Silver nanoclusters capped silica nanoparticles as a ratiometric photoluminescence nanosensor for the selective detection of I- and S2.

A novel and efficient approach has been established for the synthesis of silver nanoclusters capped silica nanoparticles (SiO2@AgNCs). These nanoclusters (AgNCs) capped silica nanoparticles were utilized as a novel ratiometric photoluminescence (PL) nanosensor for extremely sensitive and selective detection of I- and S2- ions. The AgNCs were prepared in situ on the silica nanoparticles through polyethyleneimine (PEI) template approach. While dual PL emissions of AgNCs (at 500 nm) and luminescent silica nanoparticles (at 602 nm) formed the basis for the ratiometric sensing. The PL emission of AgNCs was strongly quenched by I- (or S2-), while that of luminescent silica nanoparticles was hardly affected.
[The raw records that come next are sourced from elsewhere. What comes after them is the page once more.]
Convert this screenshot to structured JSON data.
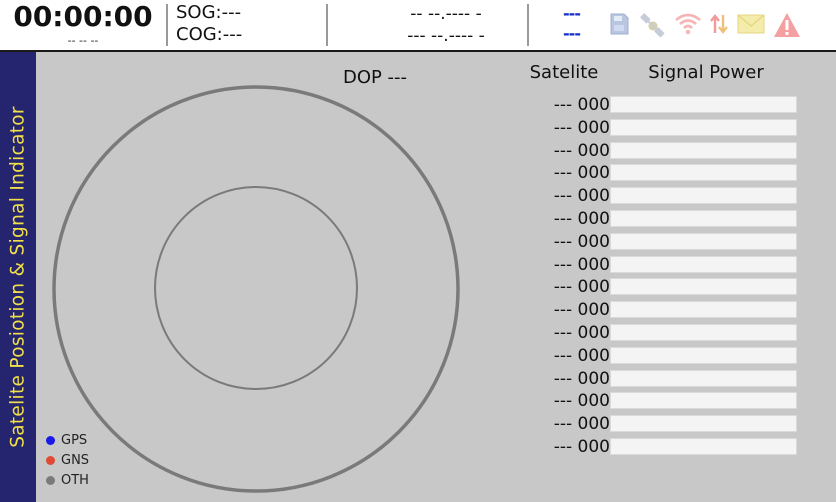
{
  "status_bar": {
    "time": "00:00:00",
    "date": "-- -- --",
    "sog": "SOG:---",
    "cog": "COG:---",
    "latitude": "-- --.---- -",
    "longitude": "--- --.---- -",
    "indicator_top": "---",
    "indicator_bottom": "---",
    "icons": [
      "sd-card-icon",
      "satellite-icon",
      "wifi-icon",
      "transfer-arrows-icon",
      "mail-icon",
      "warning-icon"
    ]
  },
  "sidebar": {
    "title": "Satelite Posiotion & Signal Indicator"
  },
  "sky_plot": {
    "dop_label": "DOP ---"
  },
  "legend": [
    {
      "label": "GPS",
      "color": "#1a1ae6"
    },
    {
      "label": "GNS",
      "color": "#e04a32"
    },
    {
      "label": "OTH",
      "color": "#7a7a7a"
    }
  ],
  "signal_table": {
    "header_satellite": "Satelite",
    "header_signal": "Signal Power",
    "rows": [
      {
        "label": "--- 000",
        "signal": 0
      },
      {
        "label": "--- 000",
        "signal": 0
      },
      {
        "label": "--- 000",
        "signal": 0
      },
      {
        "label": "--- 000",
        "signal": 0
      },
      {
        "label": "--- 000",
        "signal": 0
      },
      {
        "label": "--- 000",
        "signal": 0
      },
      {
        "label": "--- 000",
        "signal": 0
      },
      {
        "label": "--- 000",
        "signal": 0
      },
      {
        "label": "--- 000",
        "signal": 0
      },
      {
        "label": "--- 000",
        "signal": 0
      },
      {
        "label": "--- 000",
        "signal": 0
      },
      {
        "label": "--- 000",
        "signal": 0
      },
      {
        "label": "--- 000",
        "signal": 0
      },
      {
        "label": "--- 000",
        "signal": 0
      },
      {
        "label": "--- 000",
        "signal": 0
      },
      {
        "label": "--- 000",
        "signal": 0
      }
    ]
  },
  "colors": {
    "sidebar_bg": "#24256e",
    "sidebar_text": "#f2e04a",
    "panel_bg": "#c8c8c8",
    "bar_bg": "#f4f4f4",
    "accent_blue": "#1530c8"
  }
}
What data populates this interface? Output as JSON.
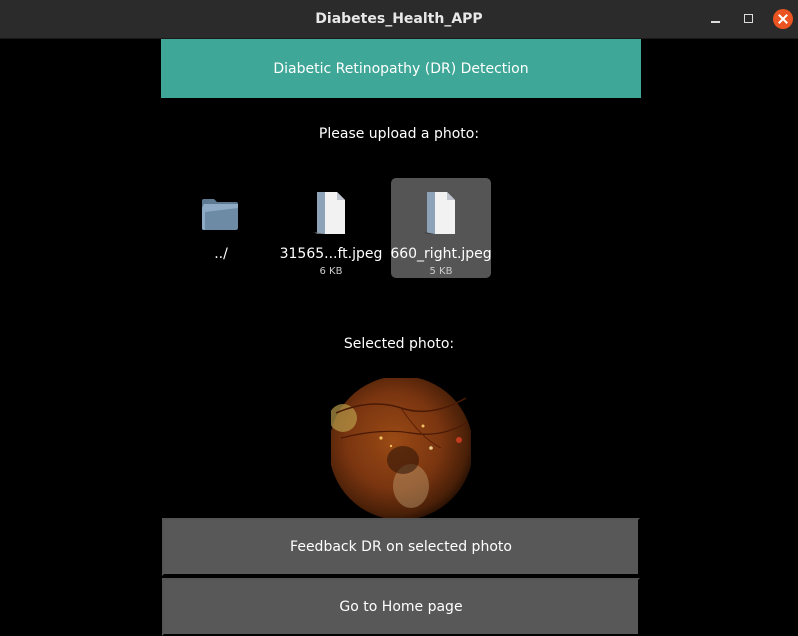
{
  "window": {
    "title": "Diabetes_Health_APP"
  },
  "header": {
    "title": "Diabetic Retinopathy (DR) Detection"
  },
  "upload": {
    "label": "Please upload a photo:",
    "files": [
      {
        "name": "../",
        "size": "",
        "type": "folder"
      },
      {
        "name": "31565...ft.jpeg",
        "size": "6 KB",
        "type": "file"
      },
      {
        "name": "660_right.jpeg",
        "size": "5 KB",
        "type": "file",
        "selected": true
      }
    ]
  },
  "selected": {
    "label": "Selected photo:"
  },
  "buttons": {
    "feedback": "Feedback DR on selected photo",
    "home": "Go to Home page"
  },
  "colors": {
    "accent": "#3fa797",
    "button": "#585858",
    "selected_item": "#555555",
    "close": "#e95420"
  }
}
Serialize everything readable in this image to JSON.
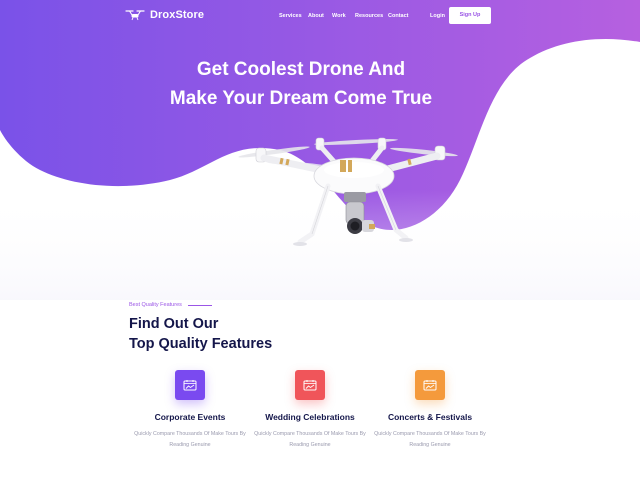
{
  "brand": {
    "name": "DroxStore"
  },
  "nav": {
    "items": [
      {
        "label": "Services"
      },
      {
        "label": "About"
      },
      {
        "label": "Work"
      },
      {
        "label": "Resources"
      },
      {
        "label": "Contact"
      }
    ],
    "login_label": "Login",
    "signup_label": "Sign Up"
  },
  "hero": {
    "title_line1": "Get Coolest Drone And",
    "title_line2": "Make Your Dream Come True"
  },
  "features": {
    "kicker": "Best Quality Features",
    "title_line1": "Find Out Our",
    "title_line2": "Top Quality Features",
    "cards": [
      {
        "title": "Corporate Events",
        "desc_line1": "Quickly Compare Thousands Of Make Tours By",
        "desc_line2": "Reading Genuine",
        "icon": "calendar-chart-icon",
        "color": "#7a4af0"
      },
      {
        "title": "Wedding Celebrations",
        "desc_line1": "Quickly Compare Thousands Of Make Tours By",
        "desc_line2": "Reading Genuine",
        "icon": "calendar-chart-icon",
        "color": "#f0555a"
      },
      {
        "title": "Concerts & Festivals",
        "desc_line1": "Quickly Compare Thousands Of Make Tours By",
        "desc_line2": "Reading Genuine",
        "icon": "calendar-chart-icon",
        "color": "#f49a3c"
      }
    ]
  },
  "colors": {
    "gradient_start": "#7a52e8",
    "gradient_end": "#b25ee0",
    "heading": "#14164a",
    "accent": "#9b56e6"
  }
}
The PL emission intensity ratio of AgNCs and the luminescent silica nanoparticles was defined as I500/I602. A good linear relationship between the I500/I602 value and the concentration of I- (or S2-) was observed, and the limit of detection (LOD) was estimated to be 57 nM for I- and 62 nM for S2-. In addition, the fluorescence images of the SiO2@AgNCs nanosensor changed from white to orange upon exposure to different concentrations of I- (or S2-) (0-250 μM), which could be clearly distinguished by the naked eye. The SiO2@AgNCs nanosensor exhibited good selectivity against other analytes, and I- or S2- ions could be separately detected via the introduction of proper masking agents. Furthermore, the detection of I- and S2- in real water samples was also demonstrated.